Abstract

In recent years a heated debate has been taking place (and is still going on) whether the development of social (security) policies influences the general economic growth in a positive or negative way. Whereas Korpi (1985) finds a positive relationship and Rothschild (1982, 580) concludes, “that there are at the present no signs that Welfare State activities have by themselves net harmful effects on economic efficiency or economic growth”, Bernholz (1982, 584) asks, “can modern Western democracies survive with an expanding system of social welfare?” In his latest study (1985) Bernholz is quite sceptical in his answer, where he is in line with most other studies. They all reach more or less the same conclusion that, due to the rapid increase of social expenditures after the Second World War, welfare state activities have at least reached an absolute maxium or have even passed their limits so that the negative consequences (e.g. like rising disincentives to work, a low savings rate, increasing shadow activities), outbalance the benefits1. That social expenditures have increased quite drastically over the last 25 years in most Western democracies (see Table 1) should impress any observer.

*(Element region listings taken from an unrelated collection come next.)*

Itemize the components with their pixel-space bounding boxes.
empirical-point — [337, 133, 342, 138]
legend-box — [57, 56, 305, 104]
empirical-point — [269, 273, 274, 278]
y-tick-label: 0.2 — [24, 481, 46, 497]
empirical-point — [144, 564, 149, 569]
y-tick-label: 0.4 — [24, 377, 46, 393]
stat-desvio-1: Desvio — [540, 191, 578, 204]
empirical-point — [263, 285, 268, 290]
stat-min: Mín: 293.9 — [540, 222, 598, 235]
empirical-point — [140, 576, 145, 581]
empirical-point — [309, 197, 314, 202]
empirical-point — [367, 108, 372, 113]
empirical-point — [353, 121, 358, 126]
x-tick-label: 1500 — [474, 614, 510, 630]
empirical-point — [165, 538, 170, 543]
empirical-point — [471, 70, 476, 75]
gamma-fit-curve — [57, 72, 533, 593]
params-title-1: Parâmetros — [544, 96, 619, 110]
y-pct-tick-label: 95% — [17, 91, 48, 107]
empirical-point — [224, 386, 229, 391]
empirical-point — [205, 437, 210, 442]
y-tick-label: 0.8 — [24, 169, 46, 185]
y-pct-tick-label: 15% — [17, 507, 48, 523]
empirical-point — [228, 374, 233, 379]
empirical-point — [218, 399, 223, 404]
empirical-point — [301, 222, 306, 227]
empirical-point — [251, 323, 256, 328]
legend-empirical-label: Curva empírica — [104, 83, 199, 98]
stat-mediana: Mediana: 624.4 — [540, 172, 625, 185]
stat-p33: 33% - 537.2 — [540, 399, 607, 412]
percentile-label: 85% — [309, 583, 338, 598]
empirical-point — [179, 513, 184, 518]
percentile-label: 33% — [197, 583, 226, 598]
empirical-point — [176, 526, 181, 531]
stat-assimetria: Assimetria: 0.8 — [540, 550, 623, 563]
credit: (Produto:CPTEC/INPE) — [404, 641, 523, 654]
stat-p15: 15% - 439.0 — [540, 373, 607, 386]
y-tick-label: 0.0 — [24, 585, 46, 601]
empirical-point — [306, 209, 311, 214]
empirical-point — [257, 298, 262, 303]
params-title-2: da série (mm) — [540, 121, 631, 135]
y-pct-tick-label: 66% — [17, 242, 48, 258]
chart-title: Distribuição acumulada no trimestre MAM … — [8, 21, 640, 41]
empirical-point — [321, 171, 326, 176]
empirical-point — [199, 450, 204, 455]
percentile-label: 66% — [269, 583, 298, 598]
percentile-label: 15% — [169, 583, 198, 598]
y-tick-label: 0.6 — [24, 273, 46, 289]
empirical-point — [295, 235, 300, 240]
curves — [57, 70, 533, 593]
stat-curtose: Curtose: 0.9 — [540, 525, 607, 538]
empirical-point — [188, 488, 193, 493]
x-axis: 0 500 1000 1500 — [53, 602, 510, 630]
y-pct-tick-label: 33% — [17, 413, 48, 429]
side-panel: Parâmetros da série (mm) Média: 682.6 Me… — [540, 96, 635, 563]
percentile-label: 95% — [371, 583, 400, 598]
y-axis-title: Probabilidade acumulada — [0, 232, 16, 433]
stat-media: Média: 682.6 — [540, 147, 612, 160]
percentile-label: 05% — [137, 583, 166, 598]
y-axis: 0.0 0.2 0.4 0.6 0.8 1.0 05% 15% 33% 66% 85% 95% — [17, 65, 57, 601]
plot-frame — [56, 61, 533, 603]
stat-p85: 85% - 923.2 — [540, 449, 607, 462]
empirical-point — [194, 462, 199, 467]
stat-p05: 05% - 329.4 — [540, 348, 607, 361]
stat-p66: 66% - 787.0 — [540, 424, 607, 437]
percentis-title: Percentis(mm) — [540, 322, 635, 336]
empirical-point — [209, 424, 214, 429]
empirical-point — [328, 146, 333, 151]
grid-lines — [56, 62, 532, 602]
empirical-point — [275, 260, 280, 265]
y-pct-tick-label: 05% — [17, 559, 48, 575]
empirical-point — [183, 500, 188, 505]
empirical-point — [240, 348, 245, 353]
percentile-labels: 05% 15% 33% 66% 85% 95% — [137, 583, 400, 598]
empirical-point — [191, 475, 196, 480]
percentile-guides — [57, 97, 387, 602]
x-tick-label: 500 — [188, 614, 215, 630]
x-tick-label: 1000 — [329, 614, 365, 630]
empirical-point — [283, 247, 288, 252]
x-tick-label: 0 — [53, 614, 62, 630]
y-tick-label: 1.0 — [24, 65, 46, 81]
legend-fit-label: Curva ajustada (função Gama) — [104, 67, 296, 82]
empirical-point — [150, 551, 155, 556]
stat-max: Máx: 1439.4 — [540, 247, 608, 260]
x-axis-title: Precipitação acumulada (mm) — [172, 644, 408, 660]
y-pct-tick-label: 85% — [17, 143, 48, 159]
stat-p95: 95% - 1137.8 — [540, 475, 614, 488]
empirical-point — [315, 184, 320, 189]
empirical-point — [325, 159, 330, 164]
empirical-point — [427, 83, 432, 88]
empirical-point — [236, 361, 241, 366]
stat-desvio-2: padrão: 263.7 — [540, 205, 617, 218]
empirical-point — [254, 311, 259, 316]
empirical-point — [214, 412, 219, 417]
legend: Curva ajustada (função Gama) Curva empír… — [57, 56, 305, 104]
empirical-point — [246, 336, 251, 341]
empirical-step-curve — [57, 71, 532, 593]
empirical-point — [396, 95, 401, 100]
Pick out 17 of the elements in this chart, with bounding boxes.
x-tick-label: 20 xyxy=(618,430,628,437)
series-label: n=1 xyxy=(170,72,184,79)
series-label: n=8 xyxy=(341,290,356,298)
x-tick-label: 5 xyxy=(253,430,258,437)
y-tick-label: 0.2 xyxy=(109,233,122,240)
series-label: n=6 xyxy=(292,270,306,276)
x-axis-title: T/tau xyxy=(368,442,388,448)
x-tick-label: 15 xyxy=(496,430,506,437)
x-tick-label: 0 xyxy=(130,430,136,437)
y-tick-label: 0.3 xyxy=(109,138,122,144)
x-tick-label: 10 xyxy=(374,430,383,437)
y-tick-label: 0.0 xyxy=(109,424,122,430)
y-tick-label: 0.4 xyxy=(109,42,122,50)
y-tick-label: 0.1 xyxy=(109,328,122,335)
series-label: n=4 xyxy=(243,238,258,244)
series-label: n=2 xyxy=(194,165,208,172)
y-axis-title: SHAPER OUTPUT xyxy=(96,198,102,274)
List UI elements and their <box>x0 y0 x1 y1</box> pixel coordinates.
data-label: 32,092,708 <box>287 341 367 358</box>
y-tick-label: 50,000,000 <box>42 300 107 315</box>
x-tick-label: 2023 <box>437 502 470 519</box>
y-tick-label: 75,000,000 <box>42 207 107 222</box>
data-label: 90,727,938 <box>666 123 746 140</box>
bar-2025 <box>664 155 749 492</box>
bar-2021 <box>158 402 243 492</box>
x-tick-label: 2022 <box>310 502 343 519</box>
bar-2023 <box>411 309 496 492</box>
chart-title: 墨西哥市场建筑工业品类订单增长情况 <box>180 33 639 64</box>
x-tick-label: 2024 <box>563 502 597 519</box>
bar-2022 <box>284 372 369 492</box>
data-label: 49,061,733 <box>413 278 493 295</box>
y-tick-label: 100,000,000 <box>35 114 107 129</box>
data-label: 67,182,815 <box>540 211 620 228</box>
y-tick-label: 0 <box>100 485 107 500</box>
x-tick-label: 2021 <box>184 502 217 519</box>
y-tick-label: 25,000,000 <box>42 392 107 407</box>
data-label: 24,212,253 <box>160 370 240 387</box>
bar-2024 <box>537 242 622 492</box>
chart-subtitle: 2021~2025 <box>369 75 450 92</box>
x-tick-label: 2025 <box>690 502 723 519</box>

But to conclude from these developments that one should simply reduce state activities and the negative consequences will diminish may be quite misleading2. Before suggestions are proposed, e.g. to cut drastically social expenditures, it should be considered that “social policy has become an essential element in the political economy of all modern industrial states” (Rothschild 1982, 579). Therefore, first a positive analysis of the political institutions should be made in which social policies take place and which set the frame where the most important actors (voters/taxpayers, government, interest groups) operate3. When we know how voters/taxpayers and important interest groups will react to government policy proposals, we are able to evaluate how successful changes in social policies can be achieved.